COVID-19, or the coronavirus, is currently making its way across the globe. And tracking its spread has become a pastime for concerned citizens who want to see its progress across the world. If you’re one of these people, here are the most useful maps to find online.
There are a number of apps, dashboards, and maps out there. The ones on this list are created from reputably-sourced data. Maps here cover the whole world, as this is swiftly becoming everyone’s problem. To that end, here are the ones that’ll help you track the virus based on the most up-to-date information.
A lot of these maps use data from Johns Hopkins University, which also offers its own map. Out of all the “big circle” maps out there, the Johns Hopkins map seems to be the most precise. There’s also a mobile version for those of you tracking the virus from your phones.
When it comes to animation, however, HealthMap is by far the most attractive — in that it’s visually pleasant (if you’re a dark mode junkie like me and dig the charcoal color scheme) and has the most appealing animation. It pulls data from multiple different sources, and allows you to animate the spread of the virus all the way to some of the first reported cases.
If you’re not big on dark mode, however, the World Health Organization’s dashboard is much more bright and cheerful.
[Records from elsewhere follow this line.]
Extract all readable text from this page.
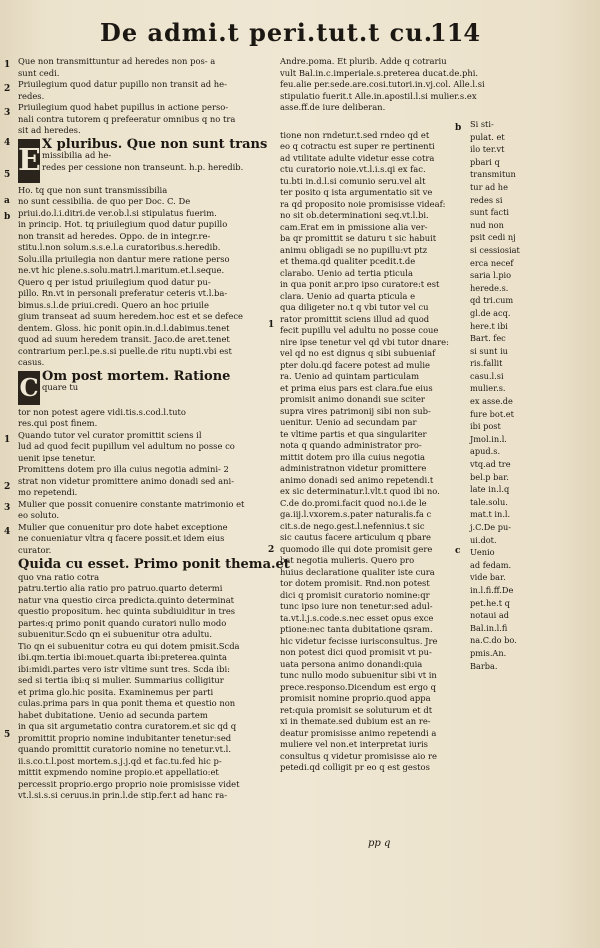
De admi.t peri.tut.t cu.
114
1
2
3
4
5
a
b
1
2
3
4
5
Que non transmittuntur ad heredes non pos- a
sunt cedi.
Priuilegium quod datur pupillo non transit ad he-
redes.
Priuilegium quod habet pupillus in actione perso-
nali contra tutorem q prefeeratur omnibus q no tra
sit ad heredes.
E X pluribus. Que non sunt trans
missibilia ad he-
redes per cessione non transeunt. h.p. heredib.
Ho. tq que non sunt transmissibilia
no sunt cessibilia. de quo per Doc. C. De
priui.do.l.i.ditri.de ver.ob.l.si stipulatus fuerim.
in princip. Hot. tq priuilegium quod datur pupillo
non transit ad heredes. Oppo. de in integr.re-
stitu.l.non solum.s.s.e.l.a curatoribus.s.heredib.
Solu.illa priuilegia non dantur mere ratione perso
ne.vt hic plene.s.solu.matri.l.maritum.et.l.seque.
Quero q per istud priuilegium quod datur pu-
pillo. Rn.vt in personali preferatur ceteris vt.l.ba-
bimus.s.l.de priui.credi. Quero an hoc priuile
gium transeat ad suum heredem.hoc est et se defece
dentem. Gloss. hic ponit opin.in.d.l.dabimus.tenet
quod ad suum heredem transit. Jaco.de aret.tenet
contrarium per.l.pe.s.si puelle.de ritu nupti.vbi est
casus.
C Om post mortem. Ratione
quare tu
tor non potest agere vidi.tis.s.cod.l.tuto
res.qui post finem.
Quando tutor vel curator promittit sciens il
lud ad quod fecit pupillum vel adultum no posse co
uenit ipse tenetur.
Promittens dotem pro illa cuius negotia admini- 2
strat non videtur promittere animo donadi sed ani-
mo repetendi.
Mulier que possit conuenire constante matrimonio et
eo soluto.
Mulier que conuenitur pro dote habet exceptione
ne conueniatur vltra q facere possit.et idem eius
curator.
Quida cu esset. Primo ponit thema.et
quo vna ratio cotra
patru.tertio alia ratio pro patruo.quarto determi
natur vna questio circa predicta.quinto determinat
questio propositum. hec quinta subdiuiditur in tres
partes:q primo ponit quando curatori nullo modo
subuenitur.Scdo qn ei subuenitur otra adultu.
Tio qn ei subuenitur cotra eu qui dotem pmisit.Scda
ibi.qm.tertia ibi:mouet.quarta ibi:preterea.quinta
ibi:midi.partes vero istr vltime sunt tres. Scda ibi:
sed si tertia ibi:q si mulier. Summarius colligitur
et prima glo.hic posita. Examinemus per parti
culas.prima pars in qua ponit thema et questio non
habet dubitatione. Uenio ad secunda partem
in qua sit argumetatio contra curatorem.et sic qd q
promittit proprio nomine indubitanter tenetur:sed
quando promittit curatorio nomine no tenetur.vt.l.
ii.s.co.t.l.post mortem.s.j.j.qd et fac.tu.fed hic p-
mittit expmendo nomine propio.et appellatio:et
percessit proprio.ergo proprio noie promisisse videt
vt.l.si.s.si ceruus.in prin.l.de stip.fer.t ad hanc ra-
1
2
Andre.poma. Et plurib. Adde q cotrariu
vult Bal.in.c.imperiale.s.preterea ducat.de.phi.
feu.alie per.sede.are.cosi.tutori.in.vj.col. Alle.l.si
stipulatio fuerit.t Alle.in.apostil.l.si mulier.s.ex
asse.ff.de iure deliberan.
tione non rndetur.t.sed rndeo qd et
eo q cotractu est super re pertinenti
ad vtilitate adulte videtur esse cotra
ctu curatorio noie.vt.l.i.s.qi ex fac.
tu.bti in.d.l.si comunio seru.vel alt
ter posito q ista argumentatio sit ve
ra qd proposito noie promisisse videaf:
no sit ob.determinationi seq.vt.l.bi.
cam.Erat em in pmissione alia ver-
ba qr promittit se daturu t sic habuit
animu obligadi se no pupillu:vt ptz
et thema.qd qualiter pcedit.t.de
clarabo. Uenio ad tertia pticula
in qua ponit ar.pro ipso curatore:t est
clara. Uenio ad quarta pticula e
qua diligeter no.t q vbi tutor vel cu
rator promittit sciens illud ad quod
fecit pupillu vel adultu no posse coue
nire ipse tenetur vel qd vbi tutor dnare:
vel qd no est dignus q sibi subueniaf
pter dolu.qd facere potest ad mulie
ra. Uenio ad quintam particulam
et prima eius pars est clara.fue eius
promisit animo donandi sue sciter
supra vires patrimonij sibi non sub-
uenitur. Uenio ad secundam par
te vltime partis et qua singulariter
nota q quando administrator pro-
mittit dotem pro illa cuius negotia
administratnon videtur promittere
animo donadi sed animo repetendi.t
ex sic determinatur.l.vlt.t quod ibi no.
C.de do.promi.facit quod no.i.de le
ga.iij.l.vxorem.s.pater naturalis.fa c
cit.s.de nego.gest.l.nefennius.t sic
sic cautus facere articulum q pbare
quomodo ille qui dote promisit gere
bat negotia mulieris. Quero pro
huius declaratione qualiter iste cura
tor dotem promisit. Rnd.non potest
dici q promisit curatorio nomine:qr
tunc ipso iure non tenetur:sed adul-
ta.vt.l.j.s.code.s.nec esset opus exce
ptione:nec tanta dubitatione qsram.
hic videtur fecisse iurisconsultus. Jre
non potest dici quod promisit vt pu-
uata persona animo donandi:quia
tunc nullo modo subuenitur sibi vt in
prece.responso.Dicendum est ergo q
promisit nomine proprio.quod appa
ret:quia promisit se soluturum et dt
xi in themate.sed dubium est an re-
deatur promisisse animo repetendi a
muliere vel non.et interpretat iuris
consultus q videtur promisisse aio re
petedi.qd colligit pr eo q est gestos
b
c
Si sti-
pulat. et
ilo ter.vt
pbari q
transmitun
tur ad he
redes si
sunt facti
nud non
psit cedi nj
si cessiosiat
erca necef
saria l.pio
herede.s.
qd tri.cum
gl.de acq.
here.t ibi
Bart. fec
si sunt iu
ris.fallit
casu.l.si
mulier.s.
ex asse.de
fure bot.et
ibi post
Jmol.in.l.
apud.s.
vtq.ad tre
bel.p bar.
late in.l.q
tale.solu.
mat.t in.l.
j.C.De pu-
ui.dot.
Uenio
ad fedam.
vide bar.
in.l.fi.ff.De
pet.he.t q
notaui ad
Bal.in.l.fi
na.C.do bo.
pmis.An.
Barba.
pp q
NextStrain is pretty technical, but if you want to see a little more information about how the disease has spread as far as it has, its map is by far the most informative. It breaks down the genome of the virus, alongside an animated map showing the routes by which its traveled from country to country.
This map from NBC New York shows the spread of the virus over time, and is current as of yesterday. It’s not as impressive as some of the other maps on this list, but it’s also a bit simpler to look at and interact with.
As far as non-map data goes, the New York Times’ dashboard is the most well-rounded and has the easiest-to-read charts. Not everyone is a visual learner, the NYT has a number of text stats describing the situation around the world.
Similarly, TheWuhanVirus shows the spread of the infection in red-and-white country shapes. The site’s owner is not as active as he was, by his own admission, but he said the site is still updated at least four times a day.